U.S. Federal Reserve Lowers Key Lending Rate and Adjusts Future Projections
On December 18, in a notable shift, the U.S. Federal Reserve announced a reduction in its benchmark interest rate by a quarter-percentage point. This move indicates a change in the Fed's outlook on future interest rate cuts for the upcoming year.
Following a two-day meeting of the Federal Open Market Committee (FOMC), the central bank revealed that the interest rate would now be set within the range of 4.25 to 4.50 percent. This decision comes after a previous quarter-percentage-point cut made just last month, as well as a more significant 50-basis-point reduction implemented in September.
The most recent economic projections from the FOMC members now forecast the federal funds rate to decrease to 3.9 percent by the end of next year.
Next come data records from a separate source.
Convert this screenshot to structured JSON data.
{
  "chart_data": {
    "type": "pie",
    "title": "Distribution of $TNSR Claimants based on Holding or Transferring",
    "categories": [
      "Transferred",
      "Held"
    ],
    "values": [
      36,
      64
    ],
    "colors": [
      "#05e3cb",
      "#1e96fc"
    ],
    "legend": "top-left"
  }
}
This is a slight increase from the earlier estimate of 3.4 percent made three months ago, suggesting that only two further rate cuts are expected.
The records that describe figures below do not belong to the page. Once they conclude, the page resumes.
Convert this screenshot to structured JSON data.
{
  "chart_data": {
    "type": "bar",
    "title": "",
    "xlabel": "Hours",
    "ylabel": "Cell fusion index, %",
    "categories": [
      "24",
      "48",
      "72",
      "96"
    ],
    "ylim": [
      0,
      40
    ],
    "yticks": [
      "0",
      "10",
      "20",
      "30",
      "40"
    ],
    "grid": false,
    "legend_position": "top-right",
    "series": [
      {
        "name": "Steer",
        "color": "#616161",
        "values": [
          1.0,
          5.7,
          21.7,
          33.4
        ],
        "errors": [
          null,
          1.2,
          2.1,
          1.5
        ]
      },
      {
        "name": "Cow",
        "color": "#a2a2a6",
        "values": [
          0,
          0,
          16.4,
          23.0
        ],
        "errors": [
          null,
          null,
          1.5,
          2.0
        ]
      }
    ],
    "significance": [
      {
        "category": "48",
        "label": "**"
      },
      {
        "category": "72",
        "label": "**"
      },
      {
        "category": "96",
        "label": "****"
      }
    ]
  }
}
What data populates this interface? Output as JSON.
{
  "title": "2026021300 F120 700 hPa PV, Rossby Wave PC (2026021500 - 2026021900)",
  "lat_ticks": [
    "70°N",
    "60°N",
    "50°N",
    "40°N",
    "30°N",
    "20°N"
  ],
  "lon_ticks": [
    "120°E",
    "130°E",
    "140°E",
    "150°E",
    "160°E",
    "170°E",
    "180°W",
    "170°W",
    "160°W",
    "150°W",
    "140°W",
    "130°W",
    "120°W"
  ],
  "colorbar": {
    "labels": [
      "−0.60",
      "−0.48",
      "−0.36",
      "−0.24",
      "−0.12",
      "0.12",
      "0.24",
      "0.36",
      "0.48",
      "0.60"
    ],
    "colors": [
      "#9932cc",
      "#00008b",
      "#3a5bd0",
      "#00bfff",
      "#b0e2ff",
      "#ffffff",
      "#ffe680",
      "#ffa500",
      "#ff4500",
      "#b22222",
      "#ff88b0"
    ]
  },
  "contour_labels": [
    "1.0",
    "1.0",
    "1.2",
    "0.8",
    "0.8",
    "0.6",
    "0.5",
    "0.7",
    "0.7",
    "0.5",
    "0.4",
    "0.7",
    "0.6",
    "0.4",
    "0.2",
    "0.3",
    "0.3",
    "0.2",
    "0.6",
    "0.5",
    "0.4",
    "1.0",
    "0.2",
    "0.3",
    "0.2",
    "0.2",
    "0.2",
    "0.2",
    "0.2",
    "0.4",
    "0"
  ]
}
Furthermore, the latest projections reveal that inflation, as measured by Personal Consumption Expenditures (PCE), could reach 2.5 percent by the end of next year. This figure is higher than the previous estimate of 2.1 percent, indicating growing inflationary pressures.
During a press conference, Fed Chair Jerome Powell elaborated on the situation, noting that the anticipated slower pace of rate cuts reflects the elevated inflation readings observed throughout the year. He stated, "The actual cuts that we make next year will not be because of anything we wrote down today." He acknowledged the higher risks and uncertainties surrounding inflation as referenced in the Federal Reserve's summary of economic projections.
This recent adjustment in the U.S. interest rate has widened the gap between the key lending rates of South Korea and the United States to as much as 1.5 percentage points, illustrating the differing monetary policies between the two nations.